Zu Beginn des Verhandlungstags verlas RAin Schneiders von der Verteidigung Hartmann einen Befangenheitsantrag gegen den gesamten Senat. Dieser drehte sich um die Vorladung des Richters vom Bundesgerichtshof zu Aussagen Hartmanns bei dessen Vorführung vor dem BGH. Schneiders führte aus, dass die Vertreter des GBA im Prozess, Killmer und Otto, bei dieser Zeugenvernehmung nicht hätten anwesend sein dürfen, weil sie beim BGH ebenfalls anwesend waren. Für diese Vernehmung hätte der GBA eine Vertretung schicken müssen. Da der Senat dies nicht angeordnet habe, sei er befangen. Im Anschluss daran verlas RA Clemens, ebenfalls von der Verteidigung Hartmann, einen weiteren Befangenheitsantrag. In diesem ging es nur um den Vorsitzenden Richter Sagebiel, u.a. wegen einer flapsigen Bemerkung von ihm, dass er Clemens nicht glaube und wegen einer Terminkollision zwischen dem Prozess in Frankfurt und einer anderen Verhandlung, an der Clemens als Anwalt teilnimmt.

Der Senat verlas dann einen weiteren Teil der Handakte von Ernsts Ex-Anwalt Frank Hannig, der bei der letzten Verlesung vergessen wurde.

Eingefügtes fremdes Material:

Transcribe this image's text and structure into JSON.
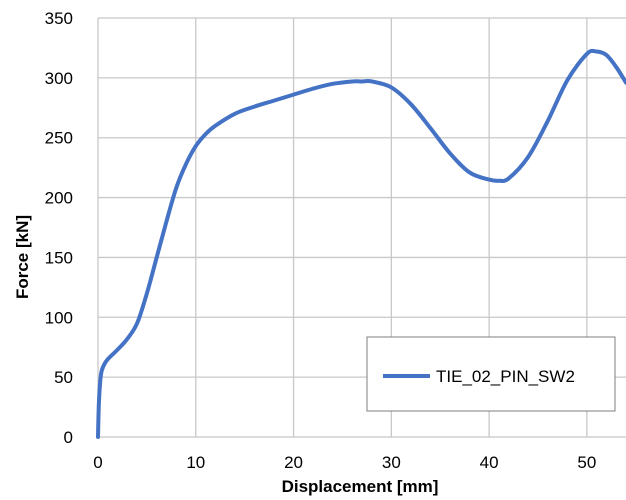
{
  "chart_data": {
    "type": "line",
    "title": "",
    "xlabel": "Displacement [mm]",
    "ylabel": "Force [kN]",
    "xlim": [
      0,
      54
    ],
    "ylim": [
      0,
      350
    ],
    "xticks": [
      0,
      10,
      20,
      30,
      40,
      50
    ],
    "yticks": [
      0,
      50,
      100,
      150,
      200,
      250,
      300,
      350
    ],
    "grid": true,
    "legend_position": "bottom-right",
    "series": [
      {
        "name": "TIE_02_PIN_SW2",
        "color": "#4472C4",
        "x": [
          0,
          0.1,
          0.3,
          0.6,
          1,
          2,
          3,
          4,
          5,
          6,
          7,
          8,
          9,
          10,
          11,
          12,
          14,
          16,
          18,
          20,
          22,
          24,
          26,
          27,
          28,
          30,
          32,
          34,
          36,
          38,
          40,
          41,
          42,
          44,
          46,
          48,
          50,
          51,
          52,
          53,
          54
        ],
        "y": [
          0,
          30,
          52,
          60,
          65,
          73,
          82,
          95,
          120,
          150,
          180,
          208,
          228,
          243,
          253,
          260,
          270,
          276,
          281,
          286,
          291,
          295,
          297,
          297,
          297,
          292,
          278,
          258,
          237,
          221,
          215,
          214,
          216,
          234,
          264,
          298,
          320,
          322,
          319,
          309,
          296
        ]
      }
    ]
  }
}
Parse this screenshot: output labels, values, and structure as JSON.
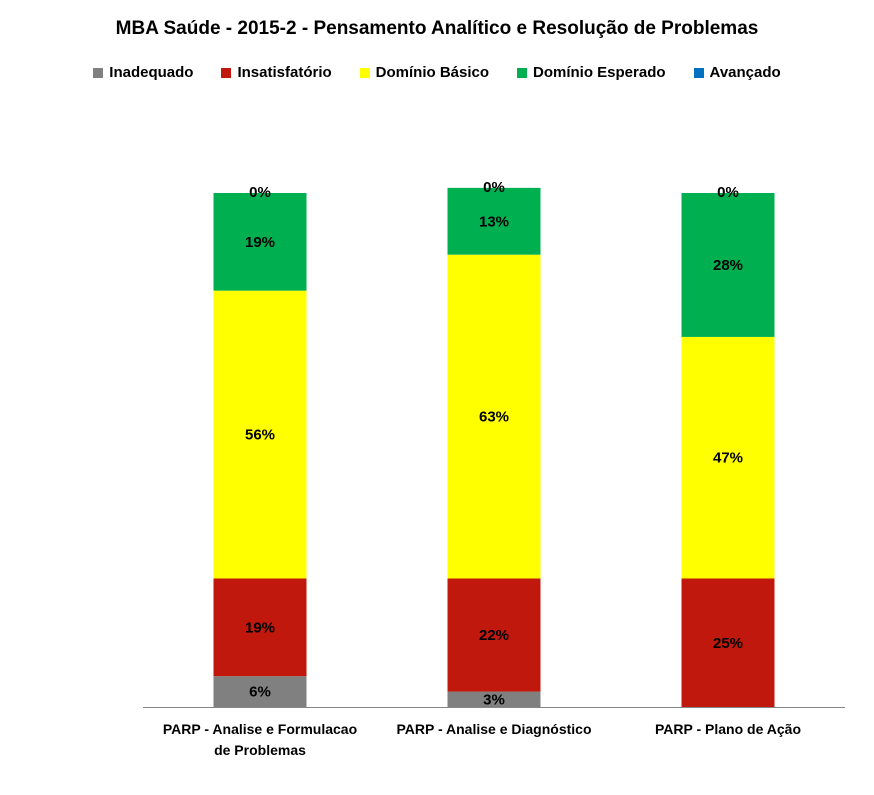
{
  "chart_data": {
    "type": "bar",
    "stacked": true,
    "percent_stacked": true,
    "title": "MBA Saúde - 2015-2 - Pensamento Analítico e Resolução de Problemas",
    "categories": [
      [
        "PARP - Analise e Formulacao",
        "de Problemas"
      ],
      [
        "PARP - Analise e Diagnóstico"
      ],
      [
        "PARP - Plano de Ação"
      ]
    ],
    "series": [
      {
        "name": "Inadequado",
        "color": "#808080",
        "values": [
          6,
          3,
          0
        ],
        "labels": [
          "6%",
          "3%",
          "0%"
        ]
      },
      {
        "name": "Insatisfatório",
        "color": "#c0180c",
        "values": [
          19,
          22,
          25
        ],
        "labels": [
          "19%",
          "22%",
          "25%"
        ]
      },
      {
        "name": "Domínio Básico",
        "color": "#ffff00",
        "values": [
          56,
          63,
          47
        ],
        "labels": [
          "56%",
          "63%",
          "47%"
        ]
      },
      {
        "name": "Domínio Esperado",
        "color": "#00b050",
        "values": [
          19,
          13,
          28
        ],
        "labels": [
          "19%",
          "13%",
          "28%"
        ]
      },
      {
        "name": "Avançado",
        "color": "#0070c0",
        "values": [
          0,
          0,
          0
        ],
        "labels": [
          "0%",
          "0%",
          "0%"
        ]
      }
    ],
    "legend_position": "top",
    "ylim": [
      0,
      100
    ],
    "grid": false
  }
}
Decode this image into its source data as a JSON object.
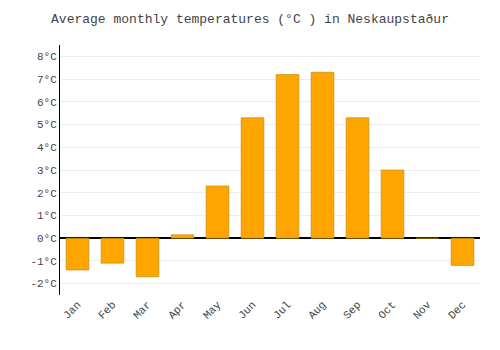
{
  "chart_data": {
    "type": "bar",
    "title": "Average monthly temperatures (°C ) in Neskaupstaður",
    "categories": [
      "Jan",
      "Feb",
      "Mar",
      "Apr",
      "May",
      "Jun",
      "Jul",
      "Aug",
      "Sep",
      "Oct",
      "Nov",
      "Dec"
    ],
    "values": [
      -1.4,
      -1.1,
      -1.7,
      0.15,
      2.3,
      5.3,
      7.2,
      7.3,
      5.3,
      3.0,
      0.0,
      -1.2
    ],
    "color": "#FFA500",
    "ylim": [
      -2.5,
      8.5
    ],
    "yticks": [
      {
        "value": -2,
        "label": "-2°C"
      },
      {
        "value": -1,
        "label": "-1°C"
      },
      {
        "value": 0,
        "label": "0°C"
      },
      {
        "value": 1,
        "label": "1°C"
      },
      {
        "value": 2,
        "label": "2°C"
      },
      {
        "value": 3,
        "label": "3°C"
      },
      {
        "value": 4,
        "label": "4°C"
      },
      {
        "value": 5,
        "label": "5°C"
      },
      {
        "value": 6,
        "label": "6°C"
      },
      {
        "value": 7,
        "label": "7°C"
      },
      {
        "value": 8,
        "label": "8°C"
      }
    ],
    "grid": true
  }
}
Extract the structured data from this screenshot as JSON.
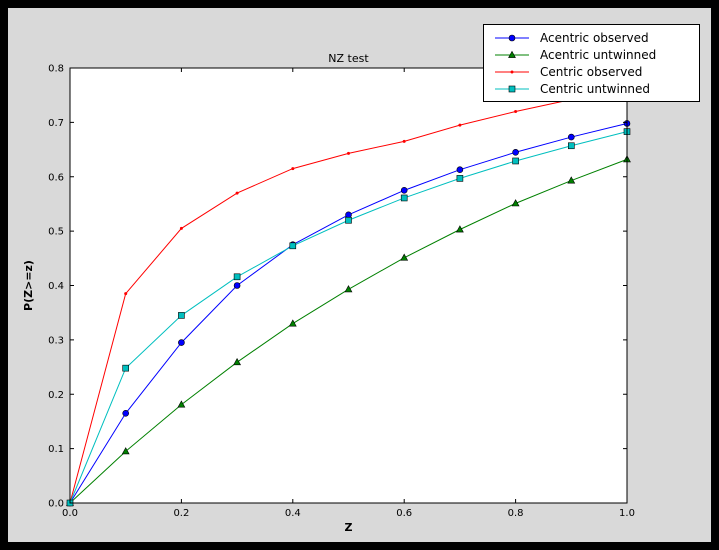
{
  "colors": {
    "outer_bg": "#000000",
    "figure_bg": "#d9d9d9",
    "plot_bg": "#ffffff",
    "axis": "#000000"
  },
  "chart_data": {
    "type": "line",
    "title": "NZ test",
    "xlabel": "Z",
    "ylabel": "P(Z>=z)",
    "xlim": [
      0.0,
      1.0
    ],
    "ylim": [
      0.0,
      0.8
    ],
    "grid": false,
    "legend_position": "upper right",
    "x": [
      0.0,
      0.1,
      0.2,
      0.3,
      0.4,
      0.5,
      0.6,
      0.7,
      0.8,
      0.9,
      1.0
    ],
    "xticks": [
      0.0,
      0.2,
      0.4,
      0.6,
      0.8,
      1.0
    ],
    "xtick_labels": [
      "0.0",
      "0.2",
      "0.4",
      "0.6",
      "0.8",
      "1.0"
    ],
    "yticks": [
      0.0,
      0.1,
      0.2,
      0.3,
      0.4,
      0.5,
      0.6,
      0.7,
      0.8
    ],
    "ytick_labels": [
      "0.0",
      "0.1",
      "0.2",
      "0.3",
      "0.4",
      "0.5",
      "0.6",
      "0.7",
      "0.8"
    ],
    "series": [
      {
        "name": "Acentric observed",
        "color": "#0000ff",
        "marker": "circle",
        "values": [
          0.0,
          0.165,
          0.295,
          0.4,
          0.475,
          0.53,
          0.575,
          0.613,
          0.645,
          0.673,
          0.698
        ]
      },
      {
        "name": "Acentric untwinned",
        "color": "#008000",
        "marker": "triangle",
        "values": [
          0.0,
          0.095,
          0.181,
          0.259,
          0.33,
          0.393,
          0.451,
          0.503,
          0.551,
          0.593,
          0.632
        ]
      },
      {
        "name": "Centric observed",
        "color": "#ff0000",
        "marker": "point",
        "values": [
          0.0,
          0.385,
          0.505,
          0.57,
          0.615,
          0.643,
          0.665,
          0.695,
          0.72,
          0.742,
          0.757
        ]
      },
      {
        "name": "Centric untwinned",
        "color": "#00bfbf",
        "marker": "square",
        "values": [
          0.0,
          0.248,
          0.345,
          0.416,
          0.473,
          0.52,
          0.561,
          0.597,
          0.629,
          0.657,
          0.683
        ]
      }
    ]
  }
}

Es ging um handschriftliche Notizen von Stephan Ernst. Darin schrieb er, er sei in der Tatnacht ein Stück die Terrasse hoch auf Walter Lübcke zugegangen, Hartmann sei zur gleichen Zeit gekommen und Lübcke habe sie bemerkt. Auch hier wurde ein Wortwechsel beschrieben. Er, Ernst, habe den Hahn der Waffe schon gespannt gehabt, ein Schuss habe sich gelöst, er habe Lübcke nicht töten wollen. Der Senat verlas einen weiteren Punkt aus den Notizen, die besagten, dass Hannig mit Informationen an die Öffentlichkeit gehen dürfte; er, Ernst, bestätige, dass Hannig seine Worte widergibt, wenn er sich öffentlich zum Fall äußert.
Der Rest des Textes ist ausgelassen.